文春オンライン

私が「あいちトリエンナーレ」でやらかした津田大介さんをそれでも支持する理由

そりゃあまあ燃えるよね、と思うのですが……

2019/08/08
note

 旧知である津田大介さん、今回の「あいちトリエンナーレでは絶対に何かやらかしてくれる」と思っていたんですよね。

 案の定だったわけですが。

悪いのは脅迫する連中なのであって

 私の考えを先に書いておきますと、私は「表現の自由は、不快な表現こそ守られるためにある。だから、仮に津田大介さんのディレクションした表現が凄く不快なものであっても、それの批判は自由だが展示を中止したり撤去するべきではない」という意見です。

ADVERTISEMENT

 もうね、津田大介頑張れ、と。もっと突っ張れと。

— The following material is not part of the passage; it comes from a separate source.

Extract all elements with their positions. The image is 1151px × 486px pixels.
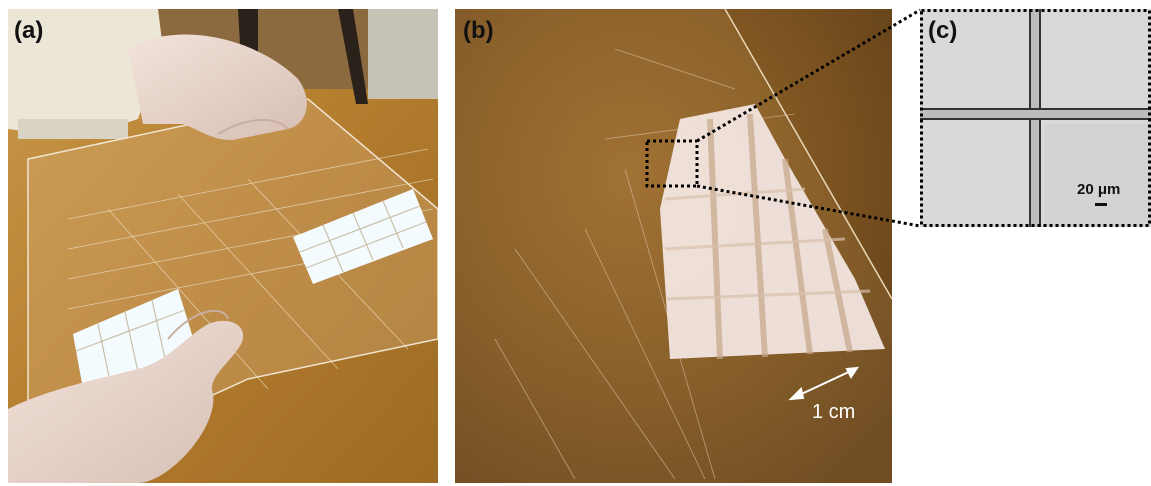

そう思うわけです。

©iStock.com

 一方で、展示している側として「ガソリンをもってお邪魔する」などの脅迫や過激な抗議メールが殺到している現状で、警備の都合も含めて安全対策を万全に行えない以上は展示継続するのはむつかしい、と考えるのもまた仕方のないところです。

 悪いのは「そういうクソみたいな展示をやめろ」と脅迫する連中なのであって、津田大介さんじゃありません。脅迫によって表現の自由が踏みにじられていいのか、と言っても、脅迫が続いた「黒子のバスケ」でも数々のイベントが中止に追い込まれたのは、やはり世の中には本当にそういうことをやりかねないアレな人たちがおるということの証左でもあります。

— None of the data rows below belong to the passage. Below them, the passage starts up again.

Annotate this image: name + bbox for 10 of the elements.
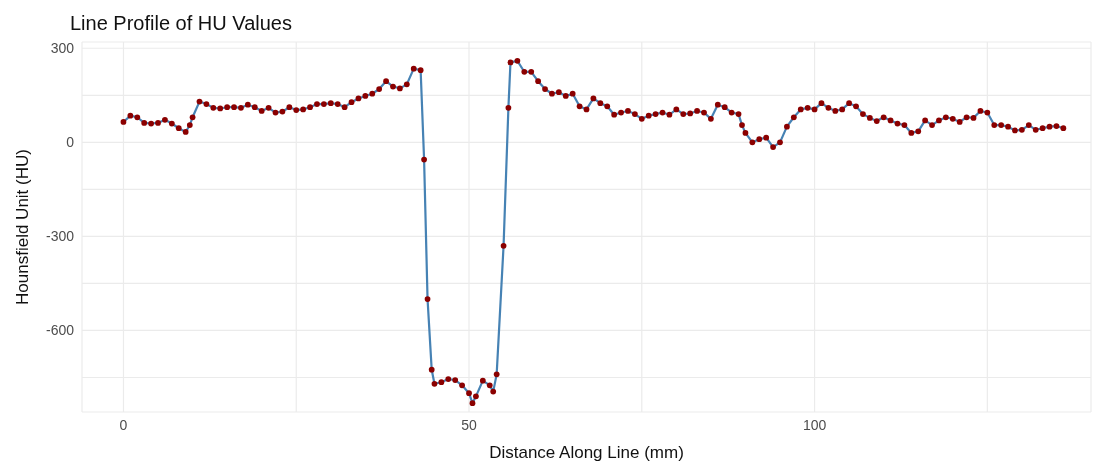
y-tick-label: -600 (45, 322, 75, 339)
chart-title: Line Profile of HU Values (70, 12, 292, 35)
y-tick-label: -300 (45, 228, 75, 245)
x-axis-title: Distance Along Line (mm) (489, 443, 684, 462)
x-tick-label: 0 (119, 416, 128, 433)
y-tick-label: 300 (50, 40, 75, 57)
x-tick-label: 100 (802, 416, 827, 433)
y-axis-title: Hounsfield Unit (HU) (13, 149, 33, 305)
y-tick-label: 0 (66, 134, 75, 151)
x-tick-label: 50 (461, 416, 478, 433)
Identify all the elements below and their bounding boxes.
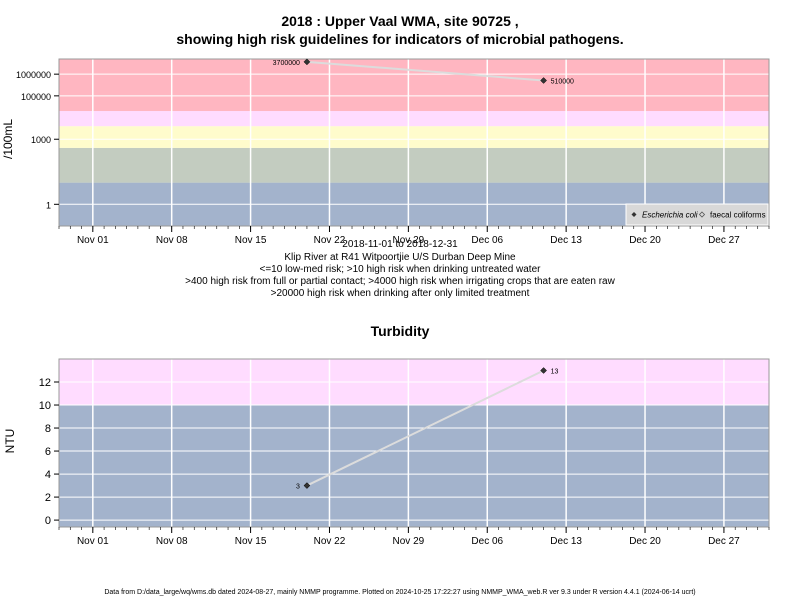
series-line-0 (306, 60, 544, 82)
x-tick-label-0: Nov 01 (77, 536, 109, 547)
series-line-0 (306, 369, 545, 487)
x-tick-label-6: Dec 13 (550, 536, 582, 547)
risk-band-4 (59, 59, 769, 112)
guideline-text-1: <=10 low-med risk; >10 high risk when dr… (259, 264, 541, 275)
x-tick-label-2: Nov 15 (235, 536, 267, 547)
chart-title-line-1: 2018 : Upper Vaal WMA, site 90725 , (281, 13, 519, 29)
data-label-0-0: 3 (296, 484, 300, 491)
turbidity-chart: 0 2 4 6 8 10 12 Nov 01 Nov 08 Nov 15 Nov 22 Nov 29 D… (39, 358, 770, 547)
guideline-text-2: >400 high risk from full or partial cont… (185, 276, 615, 287)
chart-title-line-2: showing high risk guidelines for indicat… (176, 31, 624, 47)
legend-symbol-ecoli (631, 212, 637, 217)
y-tick-label-0: 1 (46, 200, 51, 210)
y-tick-label-6: 12 (39, 377, 51, 389)
risk-band-0 (59, 405, 769, 527)
data-label-0-1: 510000 (551, 79, 574, 86)
legend-label-ecoli: Escherichia coli (642, 211, 698, 220)
data-point-0-0 (303, 58, 311, 66)
x-tick-label-8: Dec 27 (708, 235, 740, 246)
data-point-0-0 (303, 482, 311, 489)
data-label-0-1: 13 (551, 369, 559, 376)
data-label-0-0: 3700000 (273, 60, 300, 67)
y-tick-label-3: 6 (45, 446, 51, 458)
turbidity-title: Turbidity (370, 323, 430, 339)
y-tick-label-0: 0 (45, 515, 51, 527)
date-range-text: 2018-11-01 to 2018-12-31 (342, 239, 458, 250)
risk-band-2 (59, 126, 769, 148)
legend-label-faecal: faecal coliforms (710, 211, 766, 220)
y-tick-label-1: 1000 (31, 135, 51, 145)
risk-band-1 (59, 147, 769, 183)
x-tick-label-3: Nov 22 (314, 536, 346, 547)
x-tick-label-1: Nov 08 (156, 536, 188, 547)
data-point-0-1 (540, 77, 547, 84)
x-tick-label-0: Nov 01 (77, 235, 109, 246)
plot-border (58, 58, 770, 227)
x-tick-label-3: Nov 22 (314, 235, 346, 246)
y-tick-label-5: 10 (39, 400, 51, 412)
ecoli-chart: 1 1000 100000 1000000 Nov 01 Nov 08 Nov 15 Nov … (16, 58, 770, 246)
x-tick-label-7: Dec 20 (629, 536, 661, 547)
x-tick-label-5: Dec 06 (471, 235, 503, 246)
y-tick-label-3: 1000000 (16, 70, 51, 80)
data-point-0-1 (540, 367, 547, 374)
x-tick-label-4: Nov 29 (393, 235, 425, 246)
x-tick-label-4: Nov 29 (393, 536, 425, 547)
footer-note: Data from D:/data_large/wq/wms.db dated … (104, 589, 696, 596)
y-tick-label-1: 2 (45, 492, 51, 504)
x-tick-label-6: Dec 13 (550, 235, 582, 246)
x-tick-label-7: Dec 20 (629, 235, 661, 246)
site-description-text: Klip River at R41 Witpoortjie U/S Durban… (284, 252, 516, 263)
y-tick-label-2: 4 (45, 469, 51, 481)
x-tick-label-2: Nov 15 (235, 235, 267, 246)
y-tick-label-2: 100000 (21, 92, 51, 102)
x-tick-label-1: Nov 08 (156, 235, 188, 246)
x-tick-label-5: Dec 06 (471, 536, 503, 547)
risk-band-3 (59, 111, 769, 127)
guideline-text-3: >20000 high risk when drinking after onl… (270, 288, 530, 299)
y-tick-label-4: 8 (45, 423, 51, 435)
legend-symbol-faecal (698, 211, 706, 218)
plot-border (58, 358, 770, 528)
x-tick-label-8: Dec 27 (708, 536, 740, 547)
legend-box (625, 203, 769, 226)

 もっとも、本来ならば、「表現の不自由展」として抗議殺到するような物議を醸す「芸術作品」を展示する以上は、このような過激な抗議が来ることも予測しているべきであったし、また、抗議する側にも政治的信条や主義主張もしっかりあるわけですから、「これはそういうものである」という抗弁の仕方も事前に考えておくべきだったと思うんですよね。

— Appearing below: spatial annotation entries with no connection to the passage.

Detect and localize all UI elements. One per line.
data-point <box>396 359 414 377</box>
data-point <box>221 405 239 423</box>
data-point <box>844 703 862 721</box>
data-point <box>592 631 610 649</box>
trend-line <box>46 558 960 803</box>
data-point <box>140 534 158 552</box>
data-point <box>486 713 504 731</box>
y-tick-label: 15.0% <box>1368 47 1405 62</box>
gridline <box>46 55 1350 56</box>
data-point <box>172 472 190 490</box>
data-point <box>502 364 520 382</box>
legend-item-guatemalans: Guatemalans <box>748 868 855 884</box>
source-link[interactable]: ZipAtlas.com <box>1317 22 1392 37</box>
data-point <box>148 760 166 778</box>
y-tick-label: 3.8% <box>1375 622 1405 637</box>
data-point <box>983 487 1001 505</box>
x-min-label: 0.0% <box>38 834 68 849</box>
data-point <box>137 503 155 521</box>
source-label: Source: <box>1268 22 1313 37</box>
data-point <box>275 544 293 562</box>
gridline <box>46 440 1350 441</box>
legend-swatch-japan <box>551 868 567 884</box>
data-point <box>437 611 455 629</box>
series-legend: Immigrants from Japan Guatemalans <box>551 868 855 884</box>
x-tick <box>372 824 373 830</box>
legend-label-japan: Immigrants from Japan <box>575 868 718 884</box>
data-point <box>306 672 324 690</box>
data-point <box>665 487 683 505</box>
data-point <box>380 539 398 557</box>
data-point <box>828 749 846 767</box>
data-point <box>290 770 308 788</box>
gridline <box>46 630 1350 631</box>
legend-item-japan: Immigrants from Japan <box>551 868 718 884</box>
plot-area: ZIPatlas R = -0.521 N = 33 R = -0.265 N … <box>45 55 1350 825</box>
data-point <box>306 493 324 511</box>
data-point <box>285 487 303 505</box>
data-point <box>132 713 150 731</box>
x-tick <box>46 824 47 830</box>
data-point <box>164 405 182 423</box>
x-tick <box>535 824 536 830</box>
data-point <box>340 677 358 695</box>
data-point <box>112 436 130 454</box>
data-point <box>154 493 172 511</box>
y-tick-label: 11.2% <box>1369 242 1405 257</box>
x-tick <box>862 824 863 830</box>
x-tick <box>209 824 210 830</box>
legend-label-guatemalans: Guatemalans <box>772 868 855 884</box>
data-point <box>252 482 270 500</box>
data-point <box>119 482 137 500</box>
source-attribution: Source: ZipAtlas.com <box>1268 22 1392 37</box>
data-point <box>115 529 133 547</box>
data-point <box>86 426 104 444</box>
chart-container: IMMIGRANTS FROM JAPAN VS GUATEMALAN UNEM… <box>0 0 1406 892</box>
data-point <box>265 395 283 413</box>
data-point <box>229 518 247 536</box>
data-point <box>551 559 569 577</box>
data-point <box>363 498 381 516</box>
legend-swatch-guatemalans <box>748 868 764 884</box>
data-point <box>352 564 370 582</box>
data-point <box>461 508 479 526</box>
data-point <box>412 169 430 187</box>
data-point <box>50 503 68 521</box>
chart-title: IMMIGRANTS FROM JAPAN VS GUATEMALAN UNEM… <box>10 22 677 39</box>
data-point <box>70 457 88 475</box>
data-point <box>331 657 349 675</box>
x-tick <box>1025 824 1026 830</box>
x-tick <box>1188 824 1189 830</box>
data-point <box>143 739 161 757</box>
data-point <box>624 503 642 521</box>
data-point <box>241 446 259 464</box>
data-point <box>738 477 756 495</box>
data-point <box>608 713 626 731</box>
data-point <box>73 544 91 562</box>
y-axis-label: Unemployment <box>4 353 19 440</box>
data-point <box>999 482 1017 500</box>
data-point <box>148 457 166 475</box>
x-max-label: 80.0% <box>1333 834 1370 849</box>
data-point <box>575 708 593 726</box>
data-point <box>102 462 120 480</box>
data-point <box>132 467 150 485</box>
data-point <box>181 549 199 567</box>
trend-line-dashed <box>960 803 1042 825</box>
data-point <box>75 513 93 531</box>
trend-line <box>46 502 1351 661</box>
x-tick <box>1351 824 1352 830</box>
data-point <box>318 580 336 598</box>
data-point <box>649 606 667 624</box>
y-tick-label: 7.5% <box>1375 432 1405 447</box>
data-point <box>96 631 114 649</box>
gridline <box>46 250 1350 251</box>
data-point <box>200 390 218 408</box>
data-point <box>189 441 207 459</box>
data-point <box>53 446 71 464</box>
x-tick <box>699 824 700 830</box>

一定の割合で本格的に話の通じない変な人たちっているんですよ

 しかしながら、記者会見に出てきた津田大介さんを見ていたら、最初ロートルのプロレスラーがなぜ出ているのかと思うぐらい憔悴して「ボク、可哀想でしょう」という雰囲気で喋っていたので、ああたぶん抗議殺到することまでは予測しても、脅迫ファックスや物理的にやってくるアレな人たちについて予測できていないぐらいナイーブにやっちまったんだなと思いました。そして、喉元が過ぎたら津田大介さんは被害者面していろいろ言うかもしれませんが、もう少し覚悟があっても良かったんじゃないかとは思います。

記者会見する津田大介氏 ©時事通信社

 私も日ごろ山本太郎に間違えられたりネットの変な人がたくさんやってきやすい体質を持っているので、毎日のように殺害予告が届いたり、玄関を開けたら上半身裸の中年女性がクリスマスケーキをもって佇んでいたり、毎時間「山本一郎。お前のせいで不眠症だ。できることをやれ下衆」とかいう素敵なメールを頂戴します。

 世の中、一定の割合で本格的に話の通じない変な人たちっているんですよ。

 面倒くさいので近寄らないようにしようとしていても、突然「山本一郎は反社会的勢力だ」と馬鹿みたいな怪文書をほうぼう送りつけてみんなで大爆笑したり、ネットで書き散らかされた情報を見て事実と思い込んだ変な人が良く分からないサイトを作って面白がられたり、表現活動や世間でモノを言う仕事をすると良く分からない奴にいろんなことをされることはある程度は受忍しないといかんのだろうと思います。